Pairs are long-term and often remain on territory year-round. Courtship includes mutual preening, bill-touching, aerial rolls, tandem soaring, and display calls. Nests are large stick platforms lined with wool, moss, hair, bark, grass, and anthropogenic material. The same cliff ledge or tree can be reused for years, with substantial rebuilding.

Egg-laying begins early: February in mild lowlands, March or April in boreal and mountain regions. Clutch size is usually 3-7 eggs. Incubation is primarily by the female for about 20-25 days while the male provisions her. Young fledge at roughly 5-7 weeks and remain dependent for weeks after leaving the nest. Productivity varies strongly with food availability; pairs near predictable carrion sources can breed earlier and fledge more young.

Notes

Raven cognition literature is broad but should be stated precisely. Bernd Heinrich's field experiments documented recruitment, carcass access problems, and caching dynamics in Maine ravens.
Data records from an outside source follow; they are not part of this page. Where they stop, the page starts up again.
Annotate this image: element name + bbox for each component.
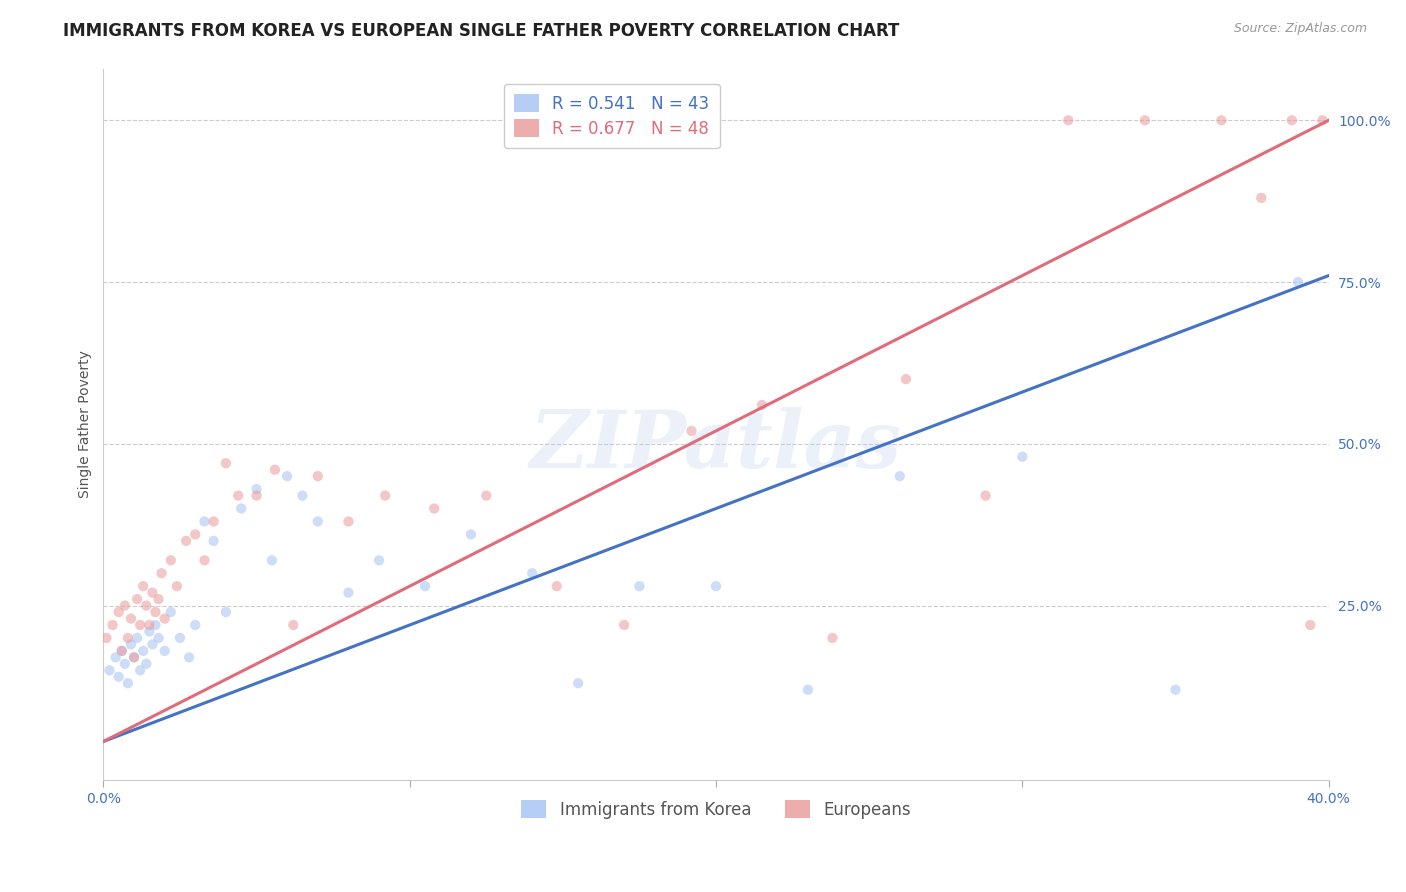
Point — [141, 585, 163, 599]
Point — [1286, 275, 1309, 289]
Point — [179, 650, 201, 665]
Y-axis label: Single Father Poverty: Single Father Poverty — [79, 351, 93, 499]
Point — [1299, 618, 1322, 632]
Point — [337, 585, 360, 599]
Text: Source: ZipAtlas.com: Source: ZipAtlas.com — [1233, 22, 1367, 36]
Point — [1133, 113, 1156, 128]
Point — [291, 489, 314, 503]
Point — [797, 682, 820, 697]
Point — [368, 553, 391, 567]
Point — [145, 605, 167, 619]
Point — [184, 618, 207, 632]
Point — [202, 515, 225, 529]
Point — [974, 489, 997, 503]
Point — [98, 663, 121, 677]
Point — [150, 566, 173, 581]
Point — [704, 579, 727, 593]
Point — [522, 566, 544, 581]
Point — [193, 515, 215, 529]
Point — [307, 469, 329, 483]
Point — [821, 631, 844, 645]
Point — [122, 650, 145, 665]
Point — [423, 501, 446, 516]
Point — [751, 398, 773, 412]
Point — [135, 657, 157, 671]
Point — [193, 553, 215, 567]
Point — [129, 618, 152, 632]
Point — [132, 644, 155, 658]
Point — [260, 553, 283, 567]
Point — [226, 489, 249, 503]
Text: IMMIGRANTS FROM KOREA VS EUROPEAN SINGLE FATHER POVERTY CORRELATION CHART: IMMIGRANTS FROM KOREA VS EUROPEAN SINGLE… — [63, 22, 900, 40]
Point — [174, 533, 197, 548]
Point — [138, 624, 160, 639]
Point — [132, 579, 155, 593]
Point — [145, 618, 167, 632]
Point — [122, 650, 145, 665]
Point — [111, 644, 134, 658]
Point — [1250, 191, 1272, 205]
Point — [1164, 682, 1187, 697]
Point — [120, 637, 142, 651]
Point — [153, 611, 176, 625]
Point — [231, 501, 253, 516]
Point — [1312, 113, 1334, 128]
Point — [117, 631, 139, 645]
Point — [129, 663, 152, 677]
Point — [613, 618, 636, 632]
Point — [104, 650, 127, 665]
Point — [628, 579, 651, 593]
Point — [101, 618, 124, 632]
Point — [264, 463, 287, 477]
Point — [107, 605, 129, 619]
Point — [374, 489, 396, 503]
Point — [96, 631, 118, 645]
Point — [567, 676, 589, 690]
Point — [114, 657, 136, 671]
Point — [135, 599, 157, 613]
Point — [337, 515, 360, 529]
Point — [413, 579, 436, 593]
Point — [117, 676, 139, 690]
Point — [307, 515, 329, 529]
Point — [159, 553, 181, 567]
Point — [159, 605, 181, 619]
Point — [245, 489, 267, 503]
Point — [184, 527, 207, 541]
Point — [894, 372, 917, 386]
Point — [111, 644, 134, 658]
Point — [1281, 113, 1303, 128]
Legend: Immigrants from Korea, Europeans: Immigrants from Korea, Europeans — [515, 793, 917, 825]
Point — [245, 482, 267, 496]
Point — [276, 469, 298, 483]
Point — [283, 618, 305, 632]
Point — [138, 618, 160, 632]
Point — [1211, 113, 1233, 128]
Point — [148, 631, 170, 645]
Text: ZIPatlas: ZIPatlas — [530, 407, 903, 484]
Point — [166, 579, 188, 593]
Point — [114, 599, 136, 613]
Point — [215, 456, 238, 470]
Point — [141, 637, 163, 651]
Point — [148, 592, 170, 607]
Point — [1011, 450, 1033, 464]
Point — [546, 579, 568, 593]
Point — [125, 592, 148, 607]
Point — [460, 527, 482, 541]
Point — [215, 605, 238, 619]
Point — [475, 489, 498, 503]
Point — [107, 670, 129, 684]
Point — [169, 631, 191, 645]
Point — [125, 631, 148, 645]
Point — [120, 611, 142, 625]
Point — [681, 424, 703, 438]
Point — [889, 469, 911, 483]
Point — [153, 644, 176, 658]
Point — [202, 533, 225, 548]
Point — [1057, 113, 1080, 128]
Thomas Bugnyar's group later showed tactical re-caching and sensitivity to visual access in captive and semi-free birds. Kabadayi and Osvath reported future-oriented exchange tasks in ravens, though such laboratory tasks should not be treated as simple equivalents of human planning.
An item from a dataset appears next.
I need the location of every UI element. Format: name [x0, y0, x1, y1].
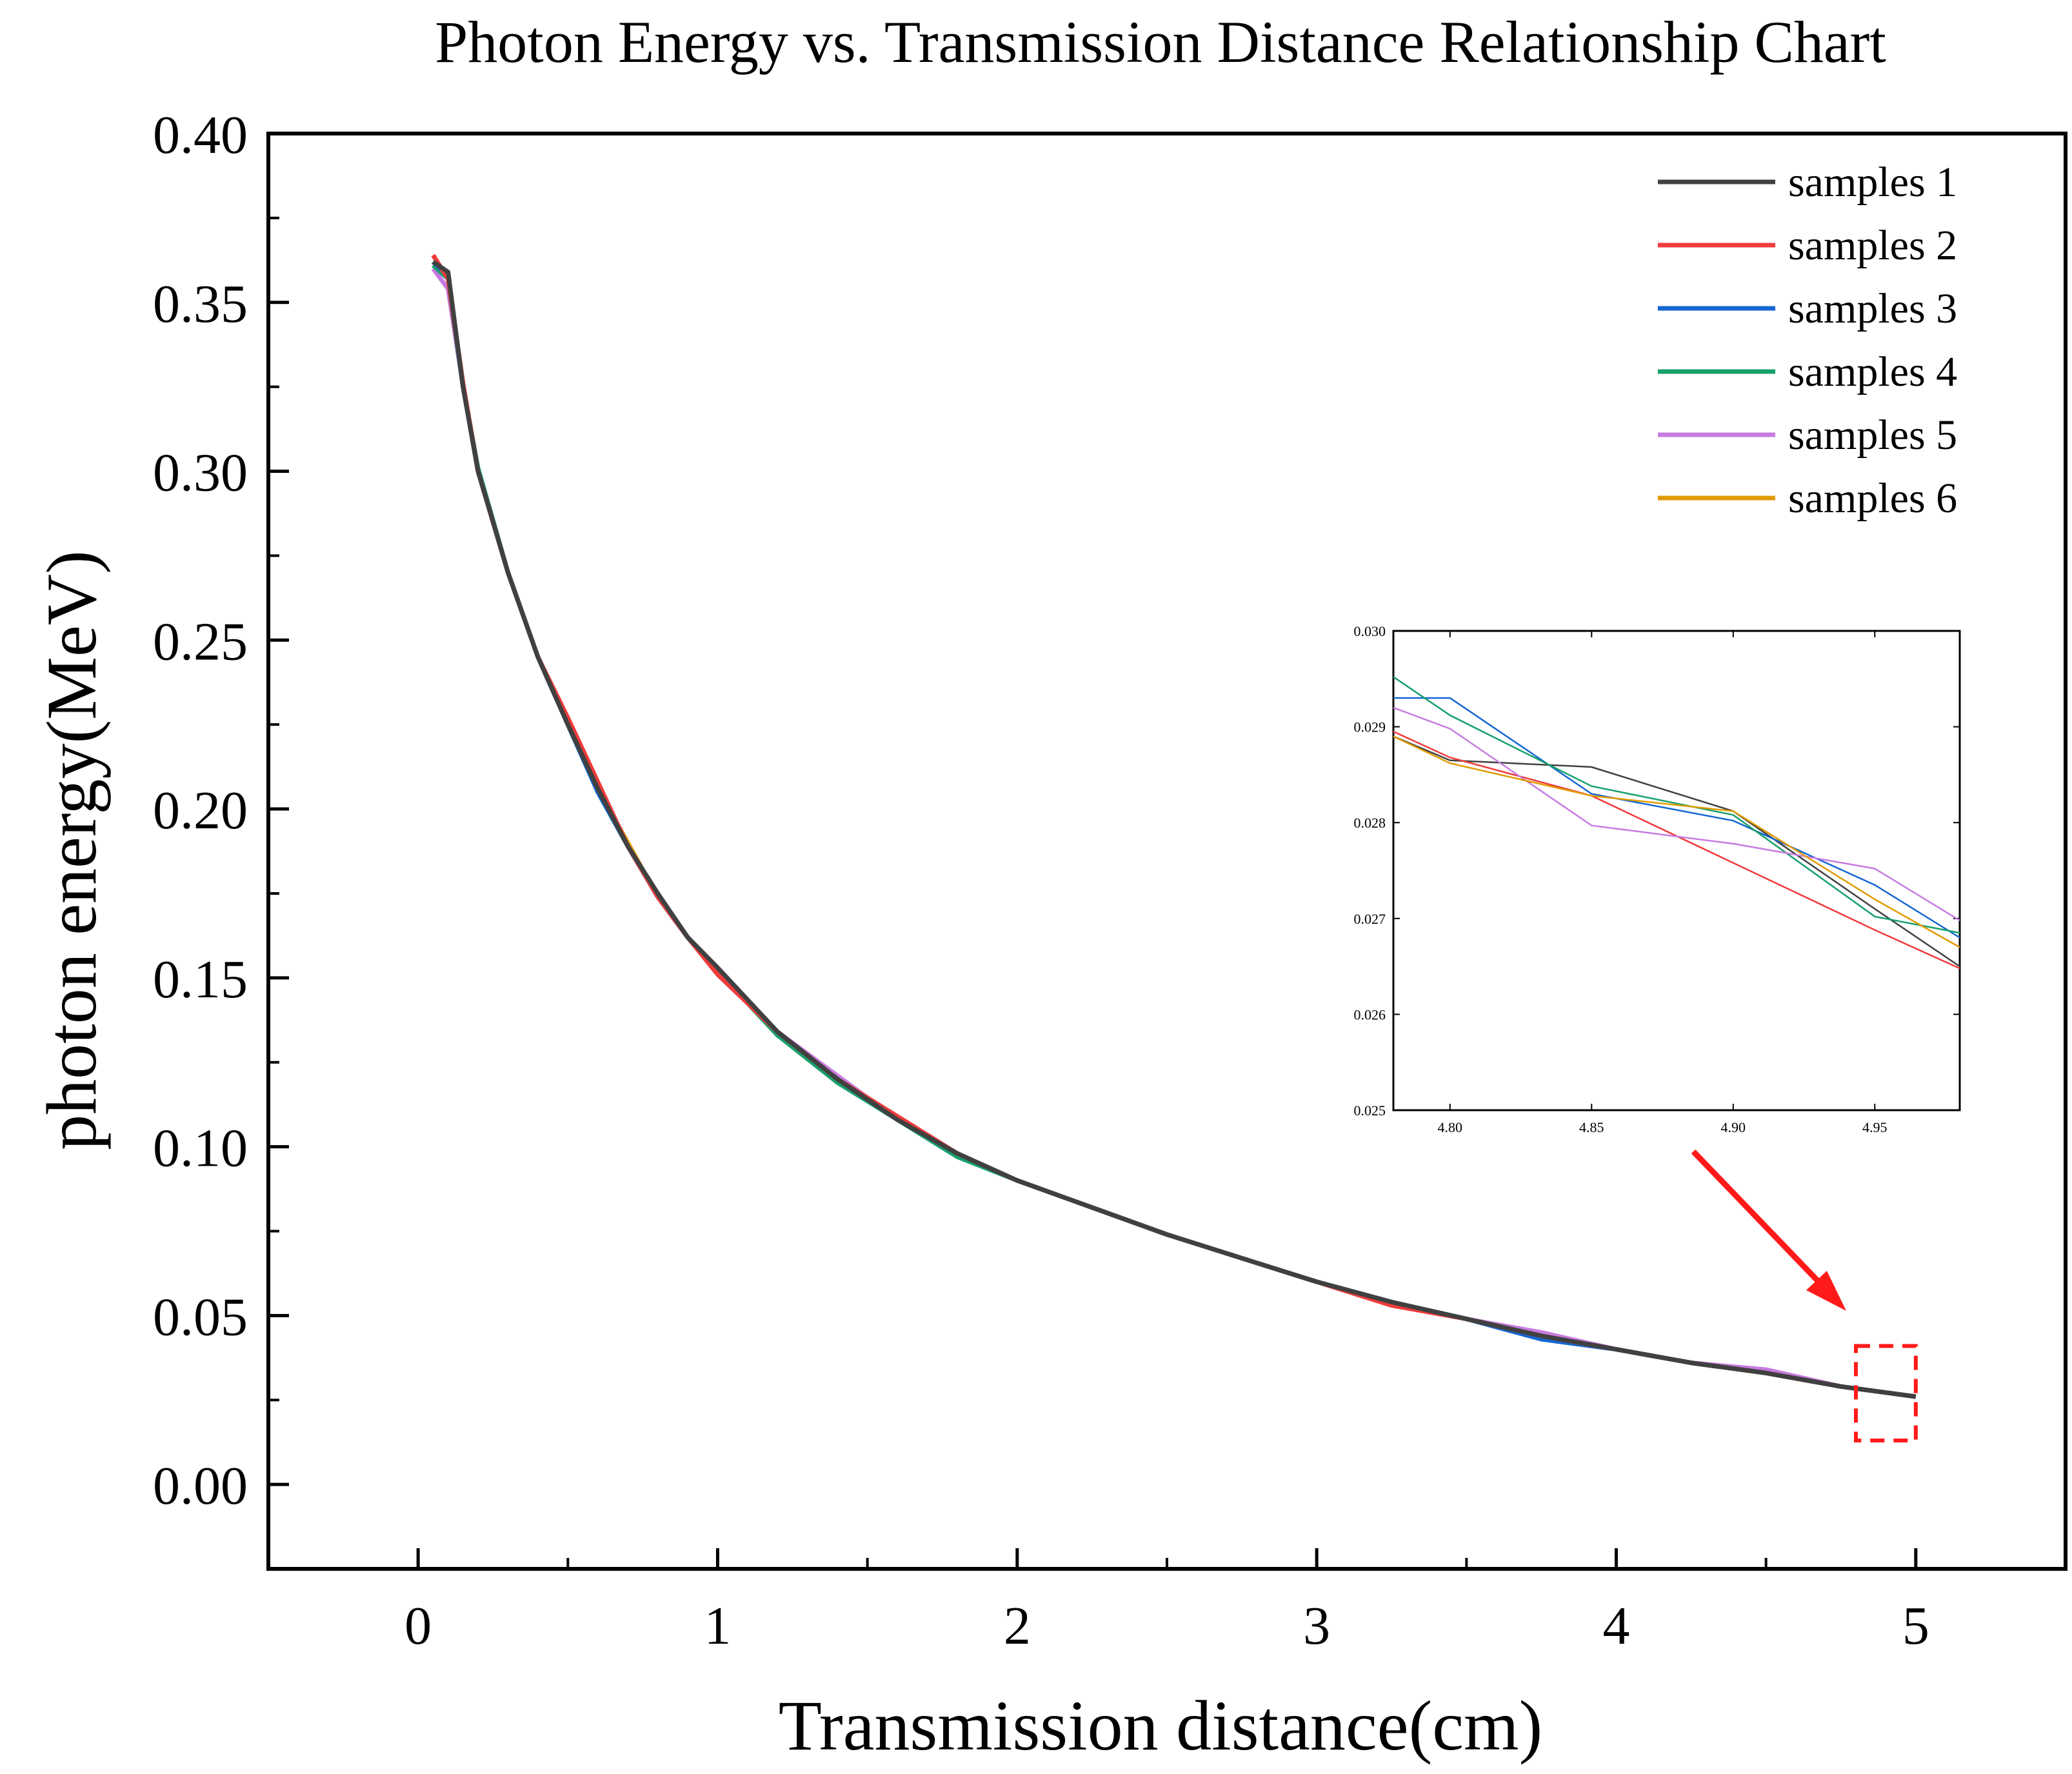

The species also plays. Juveniles slide on snow, hang from branches, drop and catch objects, and perform aerial manoeuvres outside obvious feeding or predator contexts. The point is not that play is decorative; in a long-lived bird with complex social competition, low-cost motor and social rehearsal may matter.

See Also

Frequently Asked Questions

How do I identify a Common Raven?

Look for a large all-black bird with wedge-shaped tail (closes to a point in flight), shaggy throat hackles, and a massive bill with arched culmen and nasal bristles covering the basal half. Flight style includes slower, deeper wingbeats, long glides, circling, and occasional rolls. Voice is diagnostic: deep, hollow 'kronk' or 'prruk,' lower and more resonant than a crow's caw.
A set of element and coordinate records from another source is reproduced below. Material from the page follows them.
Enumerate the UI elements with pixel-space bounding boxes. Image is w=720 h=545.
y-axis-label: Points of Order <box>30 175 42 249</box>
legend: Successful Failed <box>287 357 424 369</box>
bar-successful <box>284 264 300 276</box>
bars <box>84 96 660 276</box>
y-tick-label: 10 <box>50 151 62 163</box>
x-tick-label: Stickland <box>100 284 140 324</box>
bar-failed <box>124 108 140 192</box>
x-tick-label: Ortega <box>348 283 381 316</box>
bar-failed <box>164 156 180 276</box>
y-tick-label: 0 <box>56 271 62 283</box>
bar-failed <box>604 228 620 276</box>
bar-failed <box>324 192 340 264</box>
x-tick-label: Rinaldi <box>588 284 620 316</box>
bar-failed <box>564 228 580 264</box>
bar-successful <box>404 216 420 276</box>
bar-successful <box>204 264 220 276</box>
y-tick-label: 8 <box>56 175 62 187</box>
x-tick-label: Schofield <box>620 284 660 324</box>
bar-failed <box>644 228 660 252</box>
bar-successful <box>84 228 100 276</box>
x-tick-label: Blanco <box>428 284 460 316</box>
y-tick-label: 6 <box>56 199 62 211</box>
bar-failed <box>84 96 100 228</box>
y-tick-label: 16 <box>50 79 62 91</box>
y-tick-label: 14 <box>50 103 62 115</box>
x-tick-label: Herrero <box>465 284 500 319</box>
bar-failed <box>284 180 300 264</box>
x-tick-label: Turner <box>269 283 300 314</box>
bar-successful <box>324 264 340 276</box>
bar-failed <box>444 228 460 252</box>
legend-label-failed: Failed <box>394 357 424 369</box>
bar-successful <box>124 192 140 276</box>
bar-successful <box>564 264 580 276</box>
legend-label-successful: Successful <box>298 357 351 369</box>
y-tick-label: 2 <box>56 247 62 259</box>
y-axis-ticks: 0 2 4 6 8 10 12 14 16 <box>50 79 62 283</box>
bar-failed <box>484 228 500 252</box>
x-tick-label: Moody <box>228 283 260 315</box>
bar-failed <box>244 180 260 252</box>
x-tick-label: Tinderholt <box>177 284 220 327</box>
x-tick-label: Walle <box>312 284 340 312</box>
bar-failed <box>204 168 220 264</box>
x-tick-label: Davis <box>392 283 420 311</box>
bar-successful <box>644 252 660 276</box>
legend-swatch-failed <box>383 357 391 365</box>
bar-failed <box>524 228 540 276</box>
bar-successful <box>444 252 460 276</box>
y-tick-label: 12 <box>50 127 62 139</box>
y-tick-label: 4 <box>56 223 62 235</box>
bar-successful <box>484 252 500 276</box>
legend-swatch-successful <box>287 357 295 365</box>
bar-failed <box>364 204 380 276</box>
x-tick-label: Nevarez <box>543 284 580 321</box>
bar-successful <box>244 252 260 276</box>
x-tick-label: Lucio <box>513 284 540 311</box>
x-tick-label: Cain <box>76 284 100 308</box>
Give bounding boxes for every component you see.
Why are ravens considered among the most intelligent birds?

Controlled studies have shown ravens can: delay exchange (give up immediate food for better later), protect caches from potential pilferers based on what the competitor can see, engage in tactical re-caching, and learn from observation. Bernd Heinrich documented recruitment to carcasses and problem-solving; Thomas Bugnyar's group demonstrated theory-of-mind-like abilities.

What do Common Ravens eat?

They are omnivorous with a strong emphasis on carrion, especially in winter. Diet includes small mammals, eggs, nestlings, insects, grain, fruit, refuse, and fish scraps. They locate carcasses by direct search, by following wolves, eagles, gulls, or vehicles, and by attending to other ravens. Caching is routine.

Do ravens play?

Yes, juveniles especially engage in play: sliding on snow, hanging from branches, dropping and catching objects, and aerial maneuvers outside obvious feeding or predator contexts. Play appears to provide low-cost motor and social rehearsal for a long-lived bird with complex social competition.